De acordo com a história contada pela Associação Brasileira dos Criadores de Jumento Pêga, Torquato começou com diversos cruzamentos entre as raças italiana e egípcia e, então, acasalou os melhores exemplares resultantes dessa primeira seleção. Porém, o berço mais conhecido para a raça Pêga não é Entre Rios de Minas, mas sim Lagoa Dourada, também no estado de Minas Gerais.

Habitante do município, o Coronel Eduardo José de Rezende comprou, em 1847, dois machos e sete fêmeas de Torquato. Ele continuou o melhoramento da raça, além de fazer um trabalho de padronização e ampliação da tropa. E Martini, com seus conhecimentos de 61 anos de vida, 54 de lida com a tropa e 25 de criatório, completa a história. "Para cada um dos filhos que esse coronel tinha, ele deu sete jumentas e um jumento, para que eles continuassem desenvolvendo a raça na região da Lagoa Dourada. E assim foi feito", relembra. A Pêga se destaca por um porte bem acabado de frente, beleza zootécnica e andamento marchado. "Foram divulgando isso pelo Brasil e a tropa se expandiu por todo o país", diz Martini.

Polêmica no tratamento dos jumentos

O tratamento dado aos jumentos no país, entretanto, é cercado por polêmicas. Mesmo sendo um animal de grande valor para o trabalho, a população vem declinando.
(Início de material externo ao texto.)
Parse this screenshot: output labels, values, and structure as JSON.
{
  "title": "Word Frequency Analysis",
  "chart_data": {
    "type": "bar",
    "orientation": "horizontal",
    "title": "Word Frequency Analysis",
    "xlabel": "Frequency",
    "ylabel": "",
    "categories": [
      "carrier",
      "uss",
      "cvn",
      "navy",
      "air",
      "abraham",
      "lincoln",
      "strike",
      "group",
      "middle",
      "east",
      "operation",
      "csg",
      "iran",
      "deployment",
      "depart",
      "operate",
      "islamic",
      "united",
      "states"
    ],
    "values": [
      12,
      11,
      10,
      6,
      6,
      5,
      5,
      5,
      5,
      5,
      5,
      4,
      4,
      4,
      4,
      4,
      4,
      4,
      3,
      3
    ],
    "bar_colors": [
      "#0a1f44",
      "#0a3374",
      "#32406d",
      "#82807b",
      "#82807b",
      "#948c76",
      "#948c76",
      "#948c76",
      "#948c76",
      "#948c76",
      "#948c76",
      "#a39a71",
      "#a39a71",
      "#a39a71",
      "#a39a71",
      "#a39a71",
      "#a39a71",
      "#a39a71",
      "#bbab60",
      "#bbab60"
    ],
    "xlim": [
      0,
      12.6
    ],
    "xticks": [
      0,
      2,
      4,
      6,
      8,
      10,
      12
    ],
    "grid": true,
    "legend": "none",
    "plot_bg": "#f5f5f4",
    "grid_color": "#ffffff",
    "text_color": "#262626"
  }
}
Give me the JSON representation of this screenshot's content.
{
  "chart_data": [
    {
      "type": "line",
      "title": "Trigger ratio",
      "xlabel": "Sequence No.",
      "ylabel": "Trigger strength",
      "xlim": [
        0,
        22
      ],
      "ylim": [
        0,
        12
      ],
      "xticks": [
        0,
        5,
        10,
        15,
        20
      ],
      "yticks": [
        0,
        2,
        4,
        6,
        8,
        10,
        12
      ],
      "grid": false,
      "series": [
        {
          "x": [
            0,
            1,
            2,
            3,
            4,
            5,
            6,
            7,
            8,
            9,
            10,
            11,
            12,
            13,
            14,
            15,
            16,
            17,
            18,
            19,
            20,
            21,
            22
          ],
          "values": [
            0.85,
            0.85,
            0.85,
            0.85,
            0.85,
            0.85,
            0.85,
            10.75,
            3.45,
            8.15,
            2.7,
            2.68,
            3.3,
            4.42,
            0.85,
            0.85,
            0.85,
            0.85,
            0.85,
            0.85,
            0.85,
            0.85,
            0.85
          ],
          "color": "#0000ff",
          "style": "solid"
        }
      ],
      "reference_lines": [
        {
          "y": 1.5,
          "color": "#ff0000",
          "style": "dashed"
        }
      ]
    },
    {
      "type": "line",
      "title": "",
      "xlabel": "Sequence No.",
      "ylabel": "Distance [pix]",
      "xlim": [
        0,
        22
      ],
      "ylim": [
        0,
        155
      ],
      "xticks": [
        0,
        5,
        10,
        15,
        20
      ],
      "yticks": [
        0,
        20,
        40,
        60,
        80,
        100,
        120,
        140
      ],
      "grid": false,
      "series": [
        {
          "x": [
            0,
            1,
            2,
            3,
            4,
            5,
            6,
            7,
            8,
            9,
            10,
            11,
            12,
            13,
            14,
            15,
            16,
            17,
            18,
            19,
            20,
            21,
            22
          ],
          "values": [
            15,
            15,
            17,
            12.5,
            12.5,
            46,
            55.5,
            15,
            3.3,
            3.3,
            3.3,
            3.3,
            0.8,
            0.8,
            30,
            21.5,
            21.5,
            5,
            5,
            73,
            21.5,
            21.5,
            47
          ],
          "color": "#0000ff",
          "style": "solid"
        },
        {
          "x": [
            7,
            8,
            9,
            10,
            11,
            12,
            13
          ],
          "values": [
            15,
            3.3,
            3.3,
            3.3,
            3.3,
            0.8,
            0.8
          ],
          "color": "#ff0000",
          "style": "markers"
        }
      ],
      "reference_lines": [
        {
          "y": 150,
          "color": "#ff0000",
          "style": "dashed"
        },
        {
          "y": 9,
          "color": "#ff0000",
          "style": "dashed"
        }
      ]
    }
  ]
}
Segundo dados do IBGE, em 2011, o país contava com um plantel de 974.688 animais. Em 2017, foram contabilizados 376.876 exemplares no país, queda de 38% em seis anos.

Considerado símbolo religioso, já que, conforme a Bíblia, foi o meio de transporte da Sagrada Família, e muito importante para a cultura nordestina, há inúmeras iniciativas de proteção ao jumento, principalmente, para proibir o abate e a exportação do couro do animal, utilizado na fabricação de ejiao, uma substância tradicional da medicina chinesa. Um projeto de lei, de autoria do deputado Ricardo Izar, do PP de São Paulo, tramita desde 2019 na Câmara de Deputados. A proposição torna o jumento (Equus Asinos) patrimônio nacional e proíbe o seu abate em todo o território.

Em audiência pública realizada em junho na Câmara de Deputados, a coordenadora do Departamento de Direitos Animais do Ministério do Meio Ambiente e Mudança do Clima, Vanessa Negrini, alertou para a aceleração do processo de extinção dos jumentos, fato que, segundo ela, prejudica a biodiversidade brasileira. Vanessa acrescentou que a pasta está trabalhando em parceria com o governo baiano para estabelecer um acordo e, a partir dele, produzir soluções para acabar com o abate dos asnos. A ideia, disse ela na ocasião, é que se desenvolvam pesquisas na área de zootecnia celular, para se produzir um estoque de ejiao, o colágeno do jumento, que é a parte valorizada, sem a necessidade do abate. De acordo com a coordenadora, o Brasil tem uma demanda anual de 4,8 milhões de peles de jumento, a um custo de 4 mil dólares cada pele.